As there is no substitute for direct experience, we invite you to participate in a workshop if what you read here interests you. To access a worldwide calendar of Hakomi events, go to the Hakomi Institute website (www.hakomiinstitute.com or www.hakomi.org).
A Hakomi Case Illustration: Psychotherapy Beyond Conversation—the Psychodynamic Use of Mindfulness and the Bodyr />
Rob Fisher
As I opened the door to my office for our first appointment, Jane said a curt hello before I could greet her, and walked in ahead of me.1 There was a soldierly rigidness to her walk that immediately left me feeling a bit shut out. She greeted my smile with a slight scowl as she told me, without preamble, what had brought her to therapy. She was tired, she said, of being so alone in her life.
“Even when I’m with my husband, I’m alone,” she said. She had tried talk therapies and appreciated the insight she’d gained, but said, “I just keep doing the same things I’ve always done to push people away from me.”
Successful in her career as a physician in a small town, 57-year-old Jane found herself returning to her house in the evenings to watch TV alone while her husband tinkered in the garage. She routinely rebuffed kindly overtures of support from others without really knowing why—which enabled her to say, truthfully, that she got “very little help from anyone.” For instance, before dinner was finished, she would jump up from the table and wash the dishes, feeling resentful while preempting her husband from helping her. Of the implicit, but ironclad, rules that dominated her somatic and emotional life, however, she was almost entirely unconscious.
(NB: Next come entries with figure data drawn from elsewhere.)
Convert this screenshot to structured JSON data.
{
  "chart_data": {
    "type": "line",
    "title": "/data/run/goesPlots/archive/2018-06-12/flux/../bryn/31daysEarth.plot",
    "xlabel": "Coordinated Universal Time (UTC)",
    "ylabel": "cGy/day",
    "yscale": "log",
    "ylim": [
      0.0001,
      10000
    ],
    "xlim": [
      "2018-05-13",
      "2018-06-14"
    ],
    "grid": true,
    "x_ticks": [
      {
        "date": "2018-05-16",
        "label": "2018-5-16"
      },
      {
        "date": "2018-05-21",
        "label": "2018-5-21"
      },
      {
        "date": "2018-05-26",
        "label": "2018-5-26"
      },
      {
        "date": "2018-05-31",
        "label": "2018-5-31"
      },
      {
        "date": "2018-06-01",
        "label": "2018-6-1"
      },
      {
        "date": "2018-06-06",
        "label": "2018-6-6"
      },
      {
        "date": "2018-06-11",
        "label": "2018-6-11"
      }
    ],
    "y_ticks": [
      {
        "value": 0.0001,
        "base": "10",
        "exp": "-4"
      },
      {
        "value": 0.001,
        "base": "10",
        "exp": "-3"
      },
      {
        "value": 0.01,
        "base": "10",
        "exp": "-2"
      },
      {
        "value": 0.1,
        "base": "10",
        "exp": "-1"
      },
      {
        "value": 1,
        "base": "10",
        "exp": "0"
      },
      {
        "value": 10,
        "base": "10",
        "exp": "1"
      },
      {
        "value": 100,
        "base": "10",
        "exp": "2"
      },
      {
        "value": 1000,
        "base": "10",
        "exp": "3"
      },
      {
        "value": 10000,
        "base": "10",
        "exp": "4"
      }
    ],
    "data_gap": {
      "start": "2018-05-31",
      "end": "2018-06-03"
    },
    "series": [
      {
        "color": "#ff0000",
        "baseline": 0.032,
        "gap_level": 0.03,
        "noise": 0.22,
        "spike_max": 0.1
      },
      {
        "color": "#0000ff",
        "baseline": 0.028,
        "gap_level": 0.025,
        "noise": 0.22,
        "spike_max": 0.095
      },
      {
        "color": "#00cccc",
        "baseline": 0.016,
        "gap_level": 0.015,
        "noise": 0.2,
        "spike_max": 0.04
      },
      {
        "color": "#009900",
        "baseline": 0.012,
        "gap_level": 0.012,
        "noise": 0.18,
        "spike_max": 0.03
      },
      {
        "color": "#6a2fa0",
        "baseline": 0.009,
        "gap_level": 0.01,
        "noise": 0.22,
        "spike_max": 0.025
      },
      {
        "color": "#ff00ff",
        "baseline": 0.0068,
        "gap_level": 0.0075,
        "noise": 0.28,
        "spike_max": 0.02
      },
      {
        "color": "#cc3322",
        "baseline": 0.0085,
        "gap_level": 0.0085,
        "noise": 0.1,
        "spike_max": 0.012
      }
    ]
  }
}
She spoke with an air of independence, and I had the distinct impression that she suspected that I would only be marginally useful to her, if at all. Her straight posture, stiff carriage, and severe mouth communicated—more than her words could—that she was struggling to rely only on herself.
As typically happens with clients in a first session, taking in Jane’s verbal pace, posture, and facial expression, I found myself formulating some initial questions about the formative experiences and inner templates that shaped her approach to life and her habit of removing herself from contact. What must her world be like that she walked with such purpose and didn’t respond to my smile? What had happened to her that made it a good idea for her to be so tough?